One of the classical ways to do it is first build something that looks like $\Bbb N$, extend it to $\Bbb Z$ and then to $\Bbb Q$, and finally use Dedekind cuts to construct $\Bbb R$. This works, but then $\Bbb R\cap\Bbb Q=\varnothing$. This is perfectly acceptable mathematically, so there is no need to panic at this point.
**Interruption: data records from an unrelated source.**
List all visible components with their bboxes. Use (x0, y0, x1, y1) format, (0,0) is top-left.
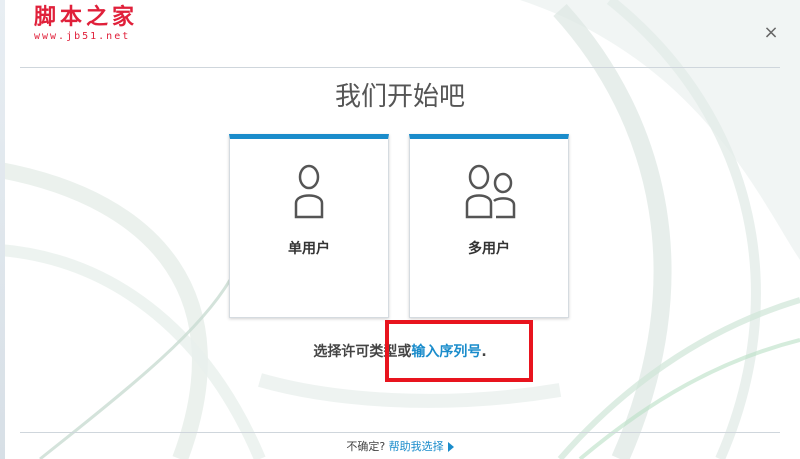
multi-user-icon (465, 164, 516, 219)
background-artwork (0, 0, 800, 459)
single-user-card[interactable]: 单用户 (229, 134, 389, 318)
watermark-title: 脚本之家 (34, 4, 139, 30)
multi-user-label: 多用户 (468, 241, 510, 257)
header-divider (20, 67, 780, 68)
close-button[interactable]: × (762, 24, 780, 42)
footer: 不确定? 帮助我选择 (0, 439, 800, 455)
single-user-icon (294, 164, 324, 219)
page-title: 我们开始吧 (334, 82, 465, 112)
annotation-highlight-box (385, 320, 533, 382)
site-watermark: 脚本之家 www.jb51.net (34, 4, 164, 48)
window-left-edge (0, 0, 5, 459)
footer-question: 不确定? (346, 440, 386, 453)
multi-user-card[interactable]: 多用户 (409, 134, 569, 318)
license-dialog: 脚本之家 www.jb51.net × 我们开始吧 单用户 多用户 选择许可类型… (0, 0, 800, 459)
footer-divider (20, 432, 780, 433)
watermark-url: www.jb51.net (34, 31, 131, 42)
arrow-right-icon[interactable] (447, 442, 454, 452)
single-user-label: 单用户 (288, 241, 330, 257)
help-me-choose-link[interactable]: 帮助我选择 (389, 440, 444, 453)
While the sets we construct at each step are disjoint from one another, we do get very canonical ways to embed $\Bbb N$ into $\Bbb Z$, $\Bbb Q$ and $\Bbb R$; and we get very canonical ways to embed $\Bbb Z$ into $\Bbb Q$ and $\Bbb R$; and we get a very canonical way to embed $\Bbb Q$ into $\Bbb R$. So now a real number is rational if it is in the range of the canonical embedding of $\Bbb Q$, and the class of rational real numbers is a set again, this time because of the axiom of replacement (or you can define what it means being rational directly in $\Bbb R$ after you have $0,1,+,\cdot$ and you know the axioms of a field hold in $\Bbb R$).

So to sum up, yes, we can prove the irrational numbers form a set. But which set exactly would depend on how you choose to interpret the meaning of "real" and "rational" inside $\sf ZFC$. And if that bothers you, then just think about the many ways you can write a piece of code that implements an algorithm, or in how many ways you can walk from your house to the market. And remember this is not about how you do it, as much about the fact you can do it.